Signal transduction in host sensing of T. harzianum

Trichoderma harzianum has been shown to act as a mycoparasite and is therefore commercially applied as biological control agent against a number of plant pathogenic fungi. The mycoparasitic interaction is host-specific and not merely a contact response. It is thus likely that signals from the host fungus are recognised by Trichoderma and provoke antifungal activities which are accompanied by morphological changes (e.g. appressorium formation) and the secretion of hydrolytic enzymes (e.g. chitinases) and antibiotics. In contrast to the current knowledge about these factors acting in mycoparasitism, little is known on the signaling pathway(s) except that unidentified receptors appear to recognise lectins or other ligands from the host. As for some plant pathogenic fungi signal transduction cascades are already quite well characterised it is interesting to observe that several morphological changes are highly conserved within the strategy of pathogenicity. Especially the formation of appressoria but also the secretion of hydrolytic enzymes appears to be a general mechanism of virulence in plant pathogens as well as mycoparasites. Therefore, it is planned to use this particular knowledge as basis for identifying key components of the cAMP and MAP kinase signaling pathways involved in virulence and to isolate the initiation point of the involved cascades, either a G protein-coupled receptor or receptor-independent activators of G protein signaling pathways. To prove their functionality and involvement in mycoparasitism, a set of disruptant strains of T. harzianum shall be generated and their biocontrol activities examined by applying various in vitro and in vivo approaches. Furthermore, respective mutants of the plant pathogenic fungus Ustilago maydis shall be complemented to investigate a general exchangeability of pathogenicity effectors in plant and fungal pathogenic fungi.
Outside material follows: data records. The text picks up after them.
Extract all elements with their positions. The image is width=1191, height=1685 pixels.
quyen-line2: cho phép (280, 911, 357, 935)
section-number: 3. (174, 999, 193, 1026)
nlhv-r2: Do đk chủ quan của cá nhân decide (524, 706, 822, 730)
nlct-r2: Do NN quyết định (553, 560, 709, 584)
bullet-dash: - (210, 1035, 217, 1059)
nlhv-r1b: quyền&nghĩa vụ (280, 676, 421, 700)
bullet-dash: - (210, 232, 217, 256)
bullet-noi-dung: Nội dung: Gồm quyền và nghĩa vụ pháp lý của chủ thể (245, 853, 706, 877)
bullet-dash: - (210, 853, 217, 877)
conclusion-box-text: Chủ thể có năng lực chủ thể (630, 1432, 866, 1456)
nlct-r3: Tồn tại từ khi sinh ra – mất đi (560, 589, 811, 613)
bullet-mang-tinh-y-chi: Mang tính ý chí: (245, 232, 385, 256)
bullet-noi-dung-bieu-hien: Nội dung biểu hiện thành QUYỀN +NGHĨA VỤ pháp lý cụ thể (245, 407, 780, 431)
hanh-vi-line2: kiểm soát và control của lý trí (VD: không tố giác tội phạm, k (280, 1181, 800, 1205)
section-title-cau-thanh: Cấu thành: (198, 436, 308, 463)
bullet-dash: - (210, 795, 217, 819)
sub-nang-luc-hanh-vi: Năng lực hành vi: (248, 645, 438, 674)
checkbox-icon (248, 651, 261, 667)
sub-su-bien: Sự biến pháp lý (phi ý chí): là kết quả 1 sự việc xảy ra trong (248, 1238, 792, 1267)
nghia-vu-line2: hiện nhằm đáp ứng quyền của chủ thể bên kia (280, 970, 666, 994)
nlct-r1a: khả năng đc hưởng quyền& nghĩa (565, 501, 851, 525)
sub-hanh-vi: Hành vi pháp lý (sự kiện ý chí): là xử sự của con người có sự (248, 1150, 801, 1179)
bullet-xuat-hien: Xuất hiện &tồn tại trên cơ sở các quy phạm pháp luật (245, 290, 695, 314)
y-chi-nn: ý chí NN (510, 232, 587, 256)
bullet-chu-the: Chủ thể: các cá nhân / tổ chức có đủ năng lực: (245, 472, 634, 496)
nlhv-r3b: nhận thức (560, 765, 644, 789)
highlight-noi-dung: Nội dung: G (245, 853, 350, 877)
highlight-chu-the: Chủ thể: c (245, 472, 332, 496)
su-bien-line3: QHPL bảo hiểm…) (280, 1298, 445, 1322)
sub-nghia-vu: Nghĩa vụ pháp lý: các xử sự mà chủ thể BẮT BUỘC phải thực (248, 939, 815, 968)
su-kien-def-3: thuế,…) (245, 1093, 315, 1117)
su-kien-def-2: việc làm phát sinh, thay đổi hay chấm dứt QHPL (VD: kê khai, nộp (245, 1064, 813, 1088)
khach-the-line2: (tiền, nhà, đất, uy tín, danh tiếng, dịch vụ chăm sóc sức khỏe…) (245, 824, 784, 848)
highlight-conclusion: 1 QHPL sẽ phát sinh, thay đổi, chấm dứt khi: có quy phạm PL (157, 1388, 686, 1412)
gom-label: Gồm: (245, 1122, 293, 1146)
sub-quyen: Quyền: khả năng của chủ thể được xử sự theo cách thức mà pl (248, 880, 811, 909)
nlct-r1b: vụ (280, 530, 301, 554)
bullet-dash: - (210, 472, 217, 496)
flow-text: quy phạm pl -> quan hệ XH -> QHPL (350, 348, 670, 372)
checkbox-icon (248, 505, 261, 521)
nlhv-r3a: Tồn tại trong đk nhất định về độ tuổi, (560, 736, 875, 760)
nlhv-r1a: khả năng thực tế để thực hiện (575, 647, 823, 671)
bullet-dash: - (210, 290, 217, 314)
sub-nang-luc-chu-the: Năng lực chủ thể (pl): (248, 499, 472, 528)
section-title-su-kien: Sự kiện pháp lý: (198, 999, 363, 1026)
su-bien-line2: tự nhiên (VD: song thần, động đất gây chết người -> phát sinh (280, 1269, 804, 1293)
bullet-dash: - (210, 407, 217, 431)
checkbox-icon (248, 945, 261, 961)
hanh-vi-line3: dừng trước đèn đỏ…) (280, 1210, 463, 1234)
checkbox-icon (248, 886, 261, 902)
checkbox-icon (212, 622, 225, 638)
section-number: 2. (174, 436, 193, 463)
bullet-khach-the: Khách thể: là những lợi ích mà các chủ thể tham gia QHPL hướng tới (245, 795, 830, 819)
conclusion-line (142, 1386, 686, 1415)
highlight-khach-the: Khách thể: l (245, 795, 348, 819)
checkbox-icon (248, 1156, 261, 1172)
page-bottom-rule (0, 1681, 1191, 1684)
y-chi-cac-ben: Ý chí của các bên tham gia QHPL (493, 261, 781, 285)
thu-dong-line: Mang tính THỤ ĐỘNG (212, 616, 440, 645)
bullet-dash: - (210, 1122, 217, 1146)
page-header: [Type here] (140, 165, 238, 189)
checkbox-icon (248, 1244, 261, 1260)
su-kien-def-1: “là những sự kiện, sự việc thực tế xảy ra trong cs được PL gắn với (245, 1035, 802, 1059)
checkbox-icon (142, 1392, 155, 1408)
In the frame of this project, signal transduction pathways involved in host sensing and the mycoparasitic response during Trichoderma biocontrol were investigated. Trichoderma species are commercially applied as biocontrol agents against a number of phytopathogenic fungi due to their mycoparasitic abilities. The mycoparasitic interaction is host specific and includes recognition, attack and subsequent penetration and killing of the host involving infection structure formation and secretion of hydrolytic enzymes (e.g. chitinases) and antifungal metabolites (antibiotics, toxins) by the mycoparasite. Trichoderma specifically recognizes and transduces host-derived signals to their respective intracellular regulatory targets, thereby activating the processes involved in the mycoparasitic attack. To elucidate the underlying signal transduction pathways involved, several genes encoding key components of the cAMP (cyclic adenosine monophosphate) and MAPK (mitogen-activated protein kinase) signaling pathways, as alpha and beta subunits of heterotrimeric G proteins, the regulatory subunit of cAMP-dependent protein kinase, adenylate cyclase, and three MAP kinases were isolated from Trichoderma atroviride in the frame of the project. Analysis of mutants bearing deletions of single genes encoding the above mentioned signaling compounds revealed that at least two alpha-subunits of heterotrimeric G proteins (Tga1 and Tga3) as well as a MAP kinase (Tmk1) are participating in mycoparasitism-related signal transduction. Whereas G protein signalling was found to be involved in all three mycoparasitism-related processes namely infection structure formation, regulation of chitinase gene transcription and production of antifungal metabolites (e.g. 6-pentyl-alpha-pyrone and of substances with sesquiterpene structure), signalling via the Tmk1 MAP kinase was shown to affect the production of enzymes required for lysis of the host cell wall. The results on the regulatory mechanisms involved in Trichoderma biocontrol obtained in the frame of this project help to understand the mode of action of this fungus and can lead to improvement of Trichoderma as biocontrol agent.